Indeed, ID 9 is the PARTITION RANGE ALL operator, that is implemented by the qergiFetch() function that we saw in the call stack earlier. I will ignore the rwsfcd() function above as it is not a stand-alone execution plan line operator - it is used for implementing filter predicates anywhere in the plan. I’ll look into the qerhnFetch() call with the argument 3FBA2C7A8:
SQL> @peek 3FBA2C7A8 [3FBA2C7A8, 3FBA2C7E8) = 002E0008 01000007 FBA2C668 00000003 00000000 00000000 FBA2D968 00000003 FBA2C6E0 00000003 000001F0 00000000 04000007 00000086 ...

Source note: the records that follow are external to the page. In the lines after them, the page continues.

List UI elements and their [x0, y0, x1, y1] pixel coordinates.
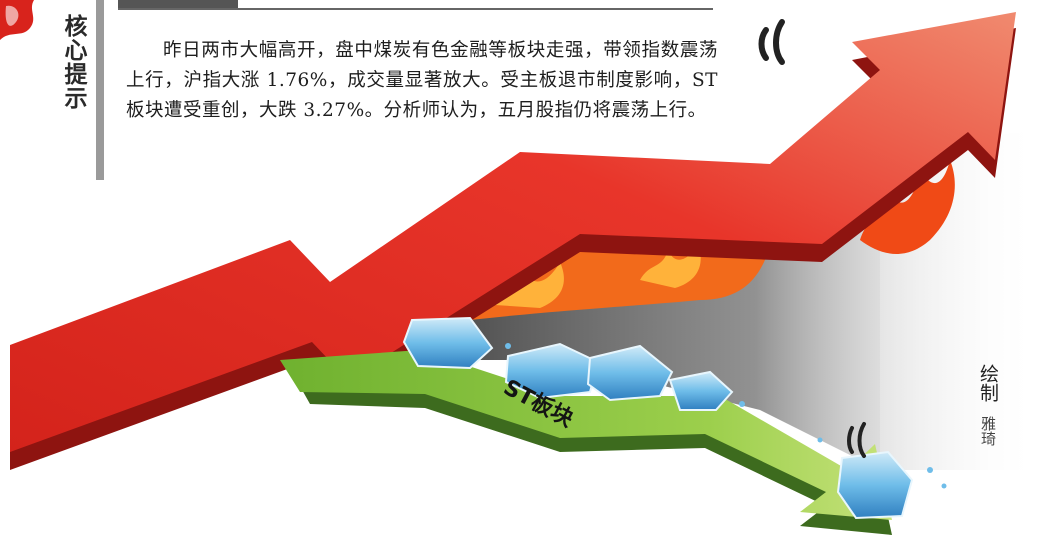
side-divider [96, 0, 104, 180]
up-arrow [10, 12, 1016, 452]
down-arrow-shadow [292, 362, 892, 535]
side-label: 核心提示 [60, 14, 86, 110]
top-rule [118, 8, 713, 10]
credit-title: 绘制 [977, 364, 999, 402]
summary-text: 昨日两市大幅高开，盘中煤炭有色金融等板块走强，带领指数震荡上行，沪指大涨 1.7… [126, 40, 718, 121]
down-arrow [280, 350, 892, 520]
side-corner-deco-icon [0, 0, 34, 40]
motion-lines-icon [758, 19, 866, 458]
top-rule-accent [118, 0, 238, 8]
ice-block-icon [402, 316, 947, 520]
side-label-box: 核心提示 [0, 0, 104, 180]
credit-author: 雅琦 [979, 416, 997, 446]
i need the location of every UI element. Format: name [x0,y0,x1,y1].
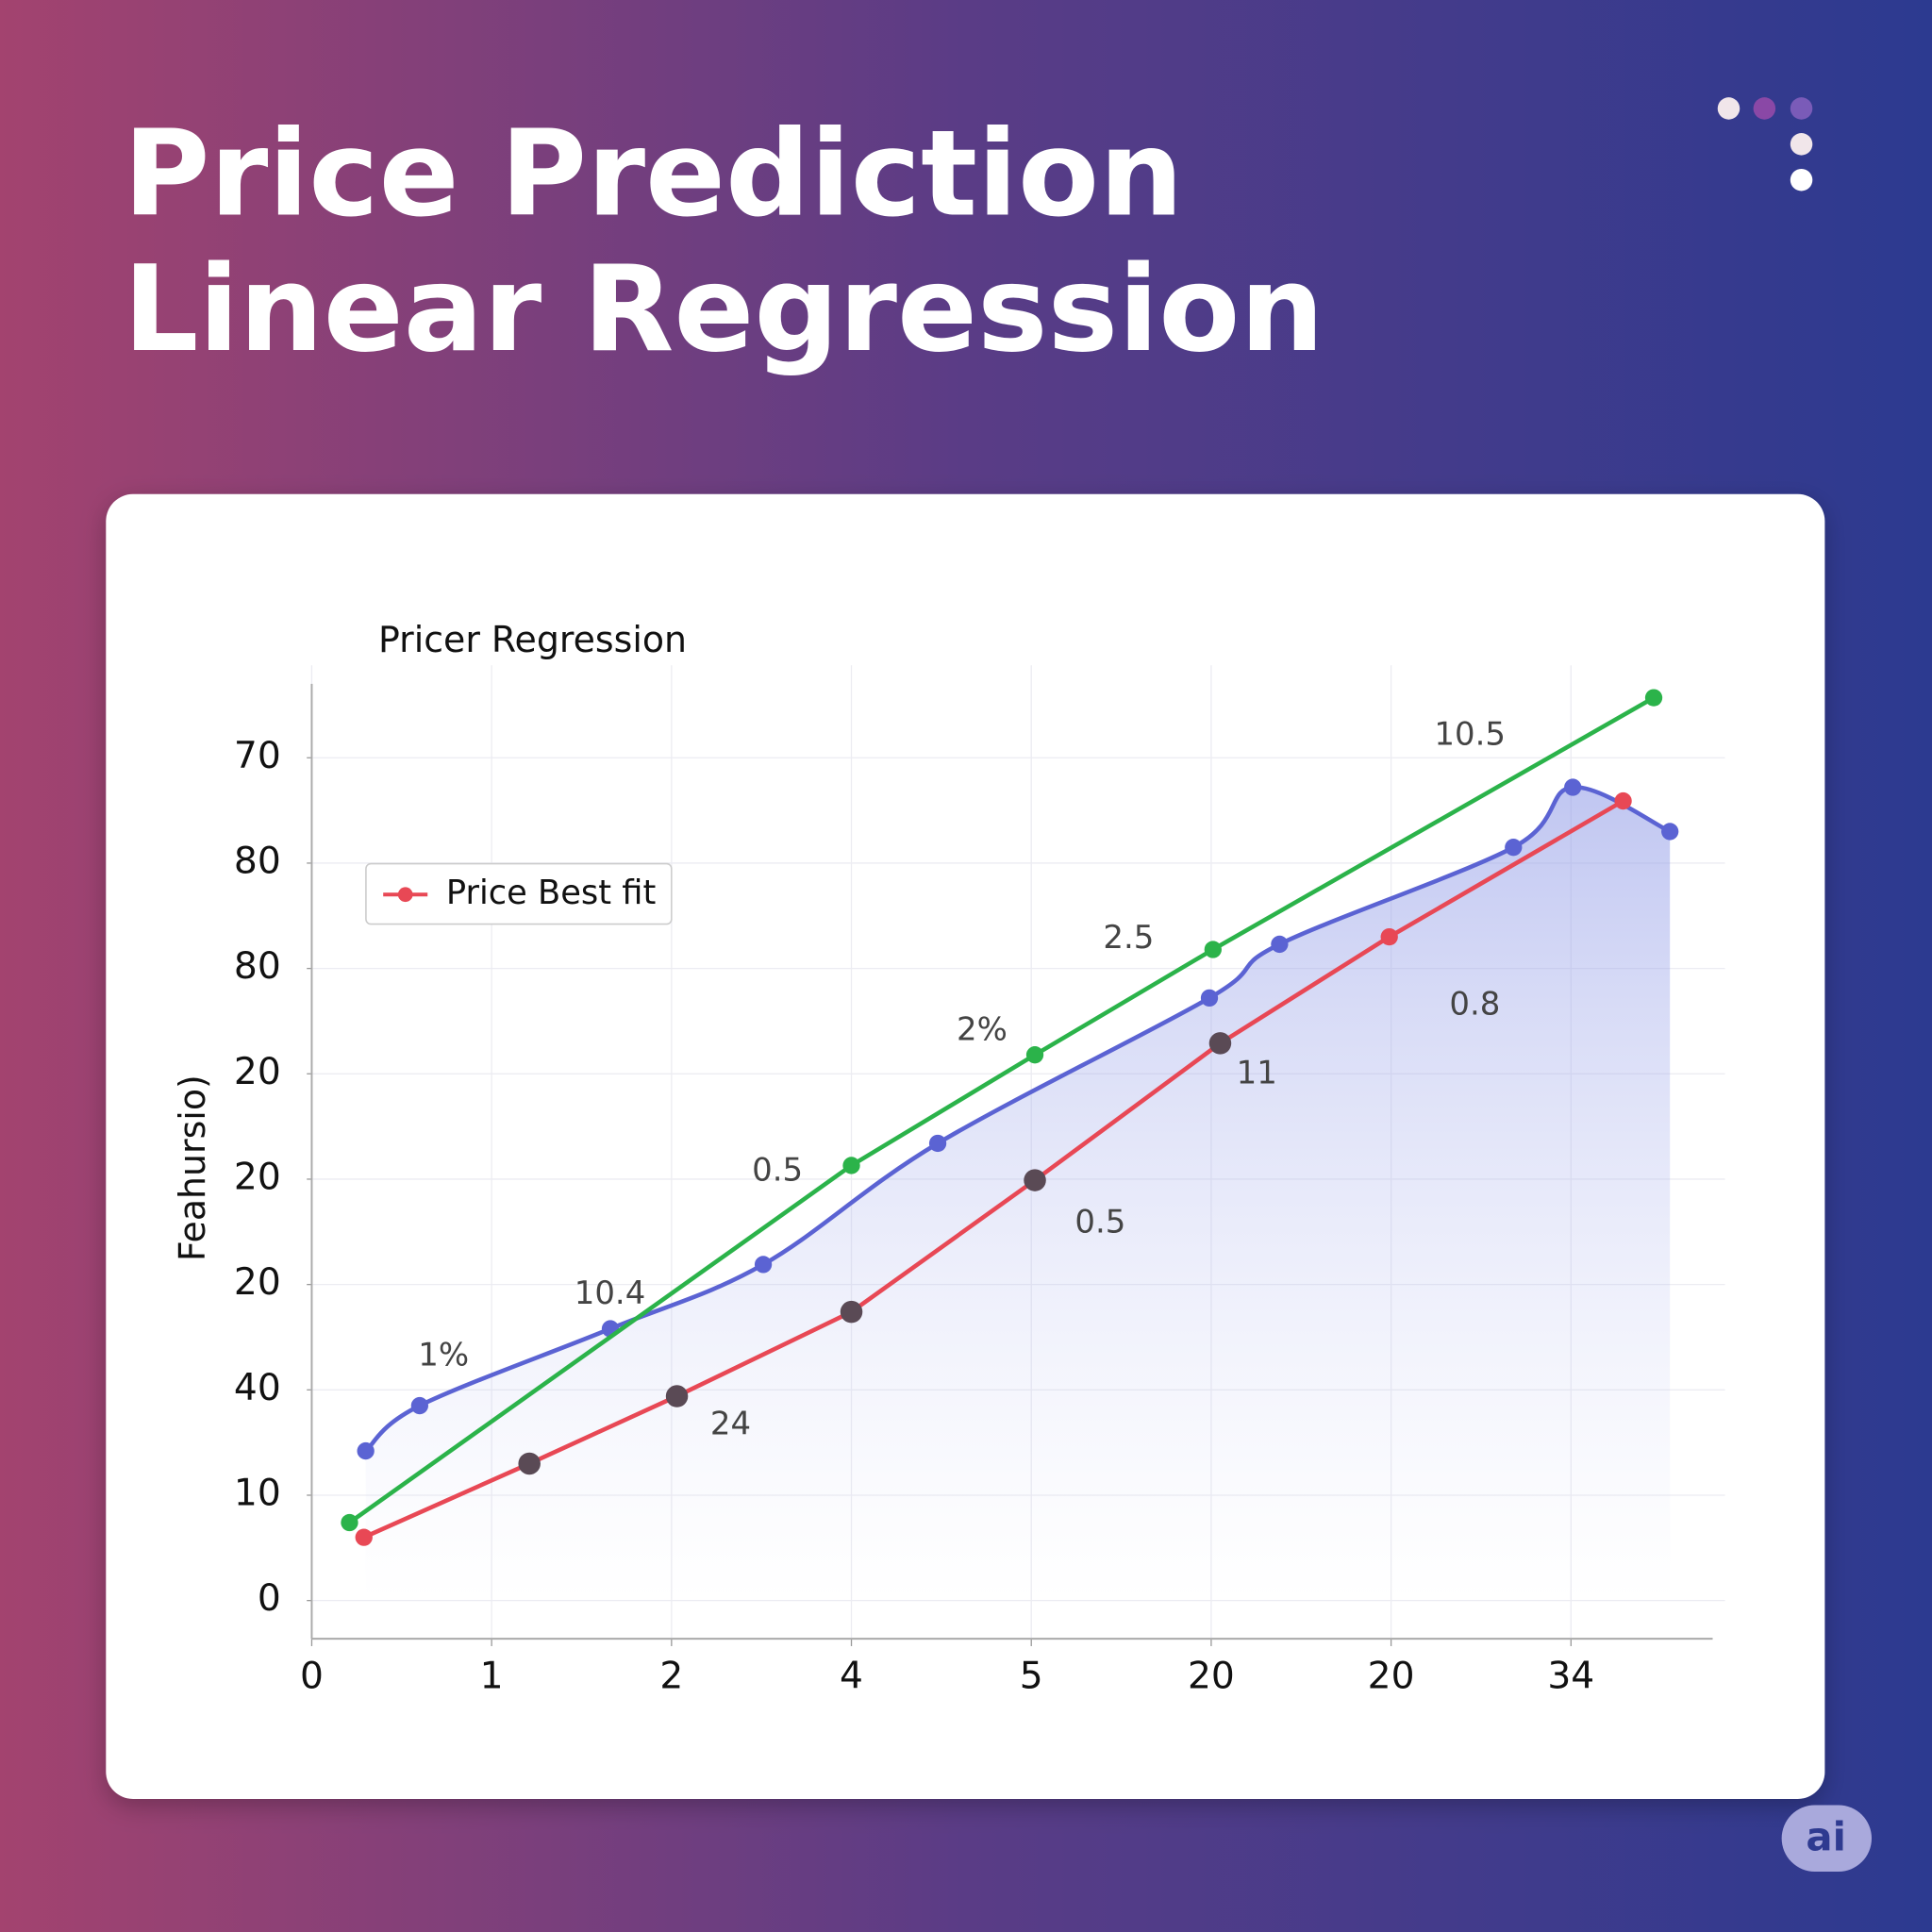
y-tick-label: 40 [234,1367,281,1409]
badge [1781,1805,1872,1872]
point [928,1134,947,1153]
y-tick-label: 70 [234,735,281,777]
annotation: 0.5 [1074,1203,1125,1241]
point [1644,689,1663,707]
point [410,1396,429,1415]
legend-marker [397,887,413,903]
point [665,1385,689,1407]
page-title: Linear Regression [124,241,1324,378]
y-tick-label: 80 [234,945,281,988]
annotation: 1% [418,1337,469,1374]
chart-title: Pricer Regression [378,619,687,660]
legend-label: Price Best fit [446,874,656,912]
point [355,1528,373,1546]
point [1614,791,1632,810]
point [341,1513,358,1532]
y-tick-label: 80 [234,840,281,882]
y-tick-label: 20 [234,1051,281,1093]
annotation: 2% [957,1011,1008,1049]
point [1661,823,1679,841]
annotation: 2.5 [1103,919,1154,957]
annotation: 24 [710,1406,751,1443]
point [518,1452,541,1475]
point [1204,941,1222,958]
y-axis-label: Feahursio) [172,1074,213,1261]
point [754,1256,773,1274]
y-tick-label: 20 [234,1261,281,1304]
point [842,1157,860,1174]
y-tick-label: 20 [234,1156,281,1198]
point [840,1300,863,1324]
point [1025,1046,1044,1064]
x-tick-label: 0 [300,1655,324,1697]
page-title: Price Prediction [124,105,1184,242]
x-tick-label: 2 [659,1655,683,1697]
y-tick-label: 0 [258,1577,281,1620]
x-tick-label: 20 [1368,1655,1415,1697]
point [357,1441,375,1460]
point [1271,935,1289,954]
line [364,785,1672,1453]
legend-box [365,862,673,925]
badge-text: ai [1806,1814,1846,1860]
point [1208,1032,1232,1055]
x-tick-label: 34 [1547,1655,1594,1697]
decoration-dots [1717,97,1813,192]
annotation: 10.4 [575,1274,646,1312]
point [1200,989,1219,1008]
annotation: 10.5 [1434,715,1506,753]
x-tick-label: 20 [1188,1655,1235,1697]
annotation: 0.5 [752,1152,803,1190]
point [1505,839,1523,857]
point [1380,927,1398,946]
x-tick-label: 5 [1020,1655,1043,1697]
annotation: 11 [1237,1054,1277,1091]
line [362,799,1624,1540]
x-tick-label: 4 [840,1655,863,1697]
y-tick-label: 10 [234,1472,281,1514]
x-tick-label: 1 [480,1655,504,1697]
point [1024,1169,1046,1191]
annotation: 0.8 [1449,985,1500,1023]
point [1564,778,1582,796]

When you look into the execution plan excerpt above, it sure looks like ID 7 means HASH JOIN (qerhnFetch is a hash join function).
Summary
Hopefully this post and the background reading explain some internal mechanics of Oracle’s SQL Plan execution. I wrote it mainly for some internals hacking fun. If you ever need to use this in practice, you would probably want to run multiple CALLSTACK commands in a row to get a better sample set of where the execution is stuck or looping. With just one stack sample you may get unlucky and end up troubleshooting the wrong thing. Also, I’d stay away from production with ORADEBUG & undocumented dumps if simpler & safer tools (like ASH, SQL Monitoring or GATHER_PLAN_STATISTICS) are available to you.